What do you do on a snowy, miserably cold day? Well, I'd guess stay inside where it's warm with a nice cup of hot chocolate but that's because you're smart. I on the other hand am outside freezing my fingers off taking photographs. On the day I took these shots our oldest daughter came along. She borrowed one of our cameras and we set out walking around the neighborhood taking macro shots of the hoar frost. We shivered in the intense cold and spoke of how nice a hot cup of herbal tea sounded but were having too much fun to hurry home. When we did it was time to do livestock chores. Kirk was our chauffeur and stopped periodically to allow us to shoot some shots I had scouted out across town earlier but was just waiting for the next snow storm to dust the vegetation. Of course I was the only one still outside the truck when a gal pulled out of her driveway and gave me the "Are you crazy?" look I'm so familiar with. I flashed my perfected smile and friendly wave that reassures most people that I'm may be odd but I'm harmless.
It's amazing how much hoar frost or snow will enhance a scene. It's often the inclement weather days that offer great photo opportunities.

So of course when we saw the buffalo (bison) in a good spot to photograph, we had to take a few pictures. Note the blowing snow.

And because we didn't have the lens we wanted with us, we had to go out again later and photograph some more. I'm being kind and not showing you the umpteen pictures we took.
But that was after we spent hours outside in the snow storm doing livestock chores, ours and a couple neighbors who were gone for Christmas week. Toni took all the chore pictures because of course we were doing chores.

Despite the wool long johns, wool socks, wool hat, wool Swiss Army pants, wool sweater and coat I was a bit cold.

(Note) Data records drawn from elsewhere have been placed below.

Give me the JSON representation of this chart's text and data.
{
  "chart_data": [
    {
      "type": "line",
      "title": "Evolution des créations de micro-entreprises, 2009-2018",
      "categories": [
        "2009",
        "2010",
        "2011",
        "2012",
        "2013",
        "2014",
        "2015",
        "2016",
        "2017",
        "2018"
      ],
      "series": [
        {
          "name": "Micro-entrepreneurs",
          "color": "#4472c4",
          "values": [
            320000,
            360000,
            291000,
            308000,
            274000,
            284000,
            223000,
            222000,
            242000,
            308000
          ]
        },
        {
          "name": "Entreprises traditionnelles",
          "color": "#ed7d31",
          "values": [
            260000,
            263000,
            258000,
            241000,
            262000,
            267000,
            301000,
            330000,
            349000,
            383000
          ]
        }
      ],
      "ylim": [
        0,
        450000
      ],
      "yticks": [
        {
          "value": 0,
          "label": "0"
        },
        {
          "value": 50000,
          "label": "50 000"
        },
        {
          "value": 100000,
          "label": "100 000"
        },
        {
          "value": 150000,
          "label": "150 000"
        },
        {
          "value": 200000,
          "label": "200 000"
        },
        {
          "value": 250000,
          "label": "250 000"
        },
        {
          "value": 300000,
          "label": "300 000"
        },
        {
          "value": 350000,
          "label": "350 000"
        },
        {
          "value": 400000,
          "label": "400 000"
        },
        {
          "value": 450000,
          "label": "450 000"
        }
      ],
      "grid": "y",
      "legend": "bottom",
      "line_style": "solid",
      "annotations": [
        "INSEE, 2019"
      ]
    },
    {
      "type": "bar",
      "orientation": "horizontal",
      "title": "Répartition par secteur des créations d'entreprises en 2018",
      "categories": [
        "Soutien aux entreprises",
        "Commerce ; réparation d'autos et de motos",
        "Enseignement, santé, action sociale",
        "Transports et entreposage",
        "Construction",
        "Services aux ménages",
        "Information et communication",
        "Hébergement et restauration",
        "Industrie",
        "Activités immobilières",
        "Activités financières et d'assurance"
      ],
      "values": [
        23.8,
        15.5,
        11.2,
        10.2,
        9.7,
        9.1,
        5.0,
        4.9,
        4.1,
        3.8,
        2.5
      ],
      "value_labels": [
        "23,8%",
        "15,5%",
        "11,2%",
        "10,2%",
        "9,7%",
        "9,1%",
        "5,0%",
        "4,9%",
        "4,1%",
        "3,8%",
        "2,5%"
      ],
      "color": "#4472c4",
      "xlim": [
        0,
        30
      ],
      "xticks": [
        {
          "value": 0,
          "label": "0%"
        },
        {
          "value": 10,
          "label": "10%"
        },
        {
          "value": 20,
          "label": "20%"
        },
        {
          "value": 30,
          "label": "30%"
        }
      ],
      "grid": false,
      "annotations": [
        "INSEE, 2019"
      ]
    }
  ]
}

Then my husband would tell you I'm always a bit cold and he would be right.

But I figured not as cold as the chickens. Gertie, the white hen, roosts in the hay shed under the plastic where it's quite warm but Mildred, the dark chicken covered in snow, insists on staying outside. I've built her a hay bale house out by the round hay bales where she hangs out and tried shoving her into the hay shed countless times but she insists on burrowing under a flap of hay that lays over off one of the round bales. When you stick your pitch fork in to fork hay to the stock you have to do so carefully in case she's hidden underneath.

Kirk went into Tinker Bell's, Angus heifer, pen and they played a game where Tinker Bell pretends she's scared of Kirk and runs off, then come galloping back for more.

Toni was wishing we had a video camera. My Canon camera will do videos but I haven't read that far in the manual yet.
Every day we have like this, snowy and bitter cold, I give thanks for our warm home and that I'm not an animal. Though the only ones that it seems to bother is the goats and pigs. The goats shiver despite their heavy coats and the pigs don't stay outside their shed for long. But my horse loves the snow, that and the mud. She rolls and rolls in it and the beef don't seem to be bothered by inclement weather either. But the colder it gets the more fuel the livestock need to retain their body heat and that means we also spend more time out in the nasty weather tending to their needs.

The biggest pain in the winter time is the water that freezes up. We had electricity years ago when we lambed the kids's 4-H ewes in the winter but disconnected it when we stopped raising sheep. It cost several times more just to have it than the electric usage bill. Now we put water in rubber feed pans and then break the ice out each day and refill them.
So was I right? Are you smarter than we are and stay inside where its warm and cozy? Or are you adventureous and maybe a bit crazy like us?